Das Oberlandesgericht Zweibrücken hatte kürzlich über die Haftungsverteilung nach einem Verkehrsunfall zwischen einem nach links auf einen Feldweg abbiegenden Traktorfahrer und einem überholenden Pkw-Fahrer zu entscheiden.
Dem Beschluss des Oberlandesgerichtes Zweibrücken vom 24. April 2024 – Aktz. 1 U 116/23 – lag dabei folgender Sachverhalt zugrunde. Der auf Schadensersatz und Schmerzensgeld klagende Traktorfahrer steuerte seinen Traktor, der bauartbedingt nur 40 km/h schnell fährt. Ein entsprechender Aufkleber war links hinten angebracht. Er beabsichtigte, nach links in einen Feldweg einzubiegen; zu diesem Zweck hatte er den Blinker links gesetzt. Von hinten nahte der Beklagte mit seinem Pkw. Auf der Strecke besteht ein Überholverbot mit Ausnahme von Kraftfahrzeugen und Zügen, die nicht schneller als 25 km/h fahren können oder dürfen. Beim Linksabbiegen kollidierte der Traktor mit dem überholenden Pkw, hierbei wurde der Traktor zerstört und der Kläger nicht unerheblich verletzt. Das Landgericht hatte die Verantwortlichkeit für den Unfall noch allein beim überholenden Pkw-Fahrer gesehen. Hiergegen wendete sich dieser mit seiner Berufung.
Auf seine Berufung hin hat das OLG Zweibrücken die Haftungsquote geändert. Der Traktorfahrer haftet für die Unfallfolgen mit 25 %, der Pkw-Fahrer zu 75 %. Die Verpflichtung der Beteiligten zum Ersatz der Unfallschäden hänge insbesondere davon ab, inwieweit diese von dem einen oder dem anderen Teil verursacht worden seien. Nach anerkannten Regeln seien bei der Abwägung nur solche Umstände relevant, die ursächlich für den Schaden geworden seien. Die für die Abwägung maßgeblichen Umstände müssten nach Grund und Gewicht feststehen, d.h. unstreitig, zugestanden oder bewiesen sein. Im konkreten Fall stehe fest, dass der Traktorfahrer gegen die ihn treffende doppelte Rückschaupflicht verstoßen habe; ein Linksabbieger müsse sich vor dem Einordnen und nochmals unmittelbar vor dem Abbiegen vergewissern, dass das beabsichtigte Abbiegen gefahrlos möglich sei.

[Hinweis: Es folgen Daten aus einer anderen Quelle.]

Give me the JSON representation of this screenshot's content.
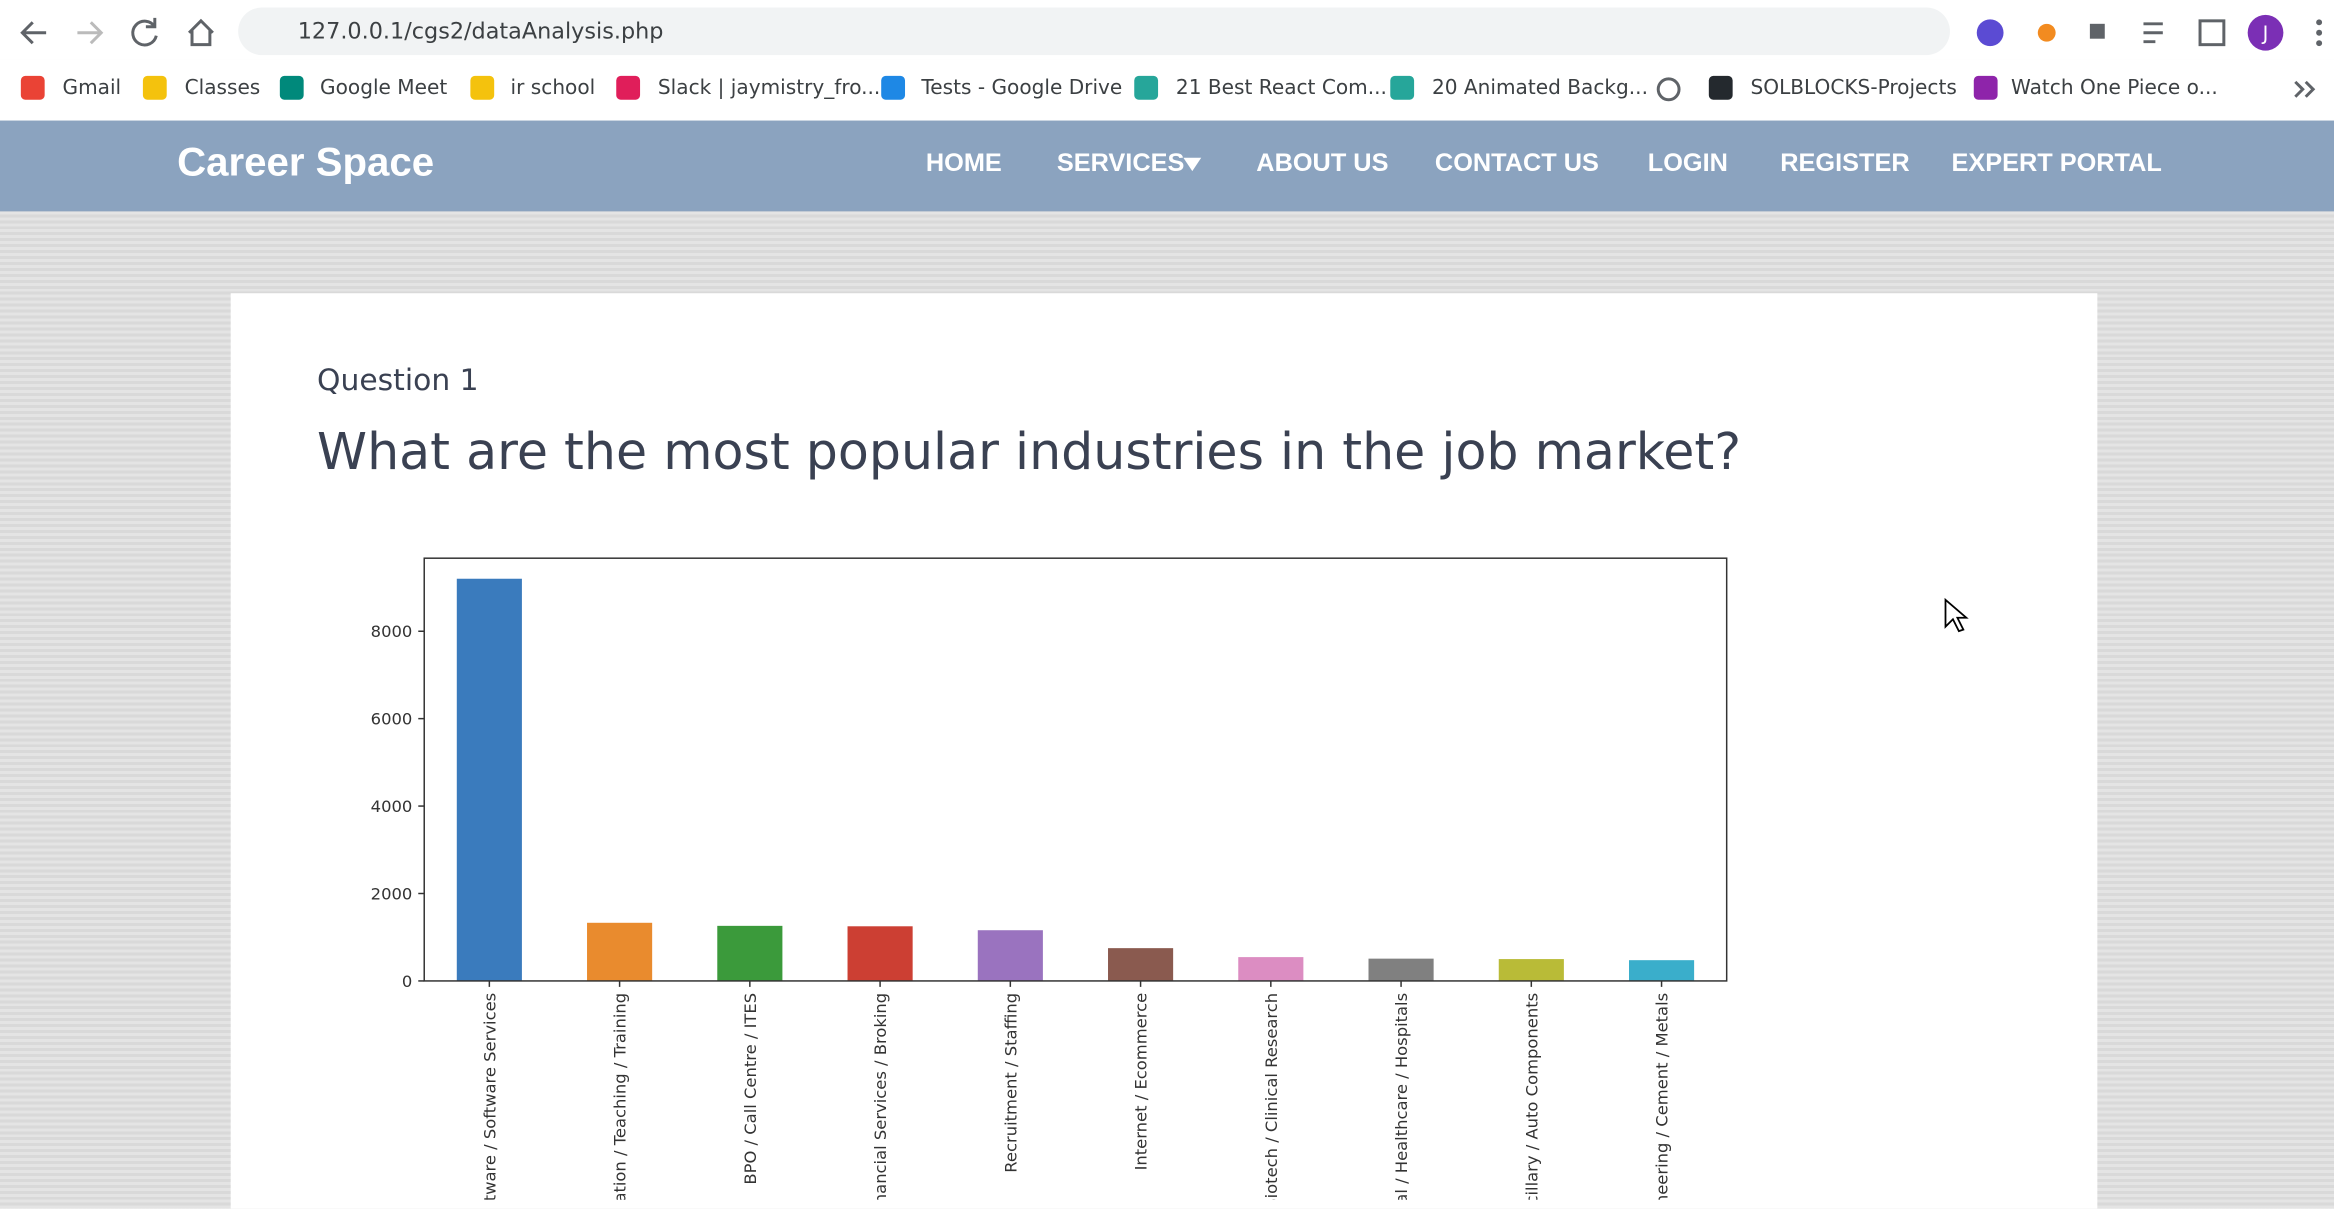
{
  "browser": {
    "url": "127.0.0.1/cgs2/dataAnalysis.php",
    "profile": "J",
    "bookmarks": [
      "Gmail",
      "Classes",
      "Google Meet",
      "ir school",
      "Slack | jaymistry_fro...",
      "Tests - Google Drive",
      "21 Best React Com...",
      "20 Animated Backg...",
      "SOLBLOCKS-Projects",
      "Watch One Piece o..."
    ]
  },
  "navbar": {
    "brand": "Career Space",
    "links": [
      "HOME",
      "SERVICES",
      "ABOUT US",
      "CONTACT US",
      "LOGIN",
      "REGISTER",
      "EXPERT PORTAL"
    ]
  },
  "question": {
    "label": "Question 1",
    "title": "What are the most popular industries in the job market?"
  },
  "chart_data": {
    "type": "bar",
    "categories": [
      "ftware / Software Services",
      "cation / Teaching / Training",
      "BPO / Call Centre / ITES",
      "inancial Services / Broking",
      "Recruitment / Staffing",
      "Internet / Ecommerce",
      "Biotech / Clinical Research",
      "cal / Healthcare / Hospitals",
      "ncillary / Auto Components",
      "ineering / Cement / Metals"
    ],
    "values": [
      9200,
      1330,
      1260,
      1250,
      1160,
      750,
      545,
      510,
      500,
      475
    ],
    "colors": [
      "#3a7bbd",
      "#e98b2e",
      "#3b9a3b",
      "#cc3f33",
      "#9a73bf",
      "#8a5a4f",
      "#dc8dc2",
      "#808080",
      "#b9bb37",
      "#3aaecb"
    ],
    "ylim": [
      0,
      9670
    ],
    "yticks": [
      0,
      2000,
      4000,
      6000,
      8000
    ]
  }
}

Der Pkw-Fahrer habe demgegenüber das Überholverbot missachtet und zudem bei unklarer Verkehrslage überholt; diese ergebe sich aus dem nach links am Traktor gesetzten Blinker. Die mehrfachen und nicht unerheblichen Verstöße gegen Regeln des Straßenverkehrsrechts rechtfertige die überwiegende Haftung des Pkw-Fahrers. Die Mitverantwortlichkeit des Traktorfahrers trete demgegenüber nicht zurück. Zwar kommt unter Umständen auch eine Alleinhaftung des Überholenden in Betracht; dies indes nur dann, wenn sich das Überholen als grob verkehrswidrig und rücksichtslos darstellt. Hiervon sei für den Streitfall nicht auszugehen gewesen.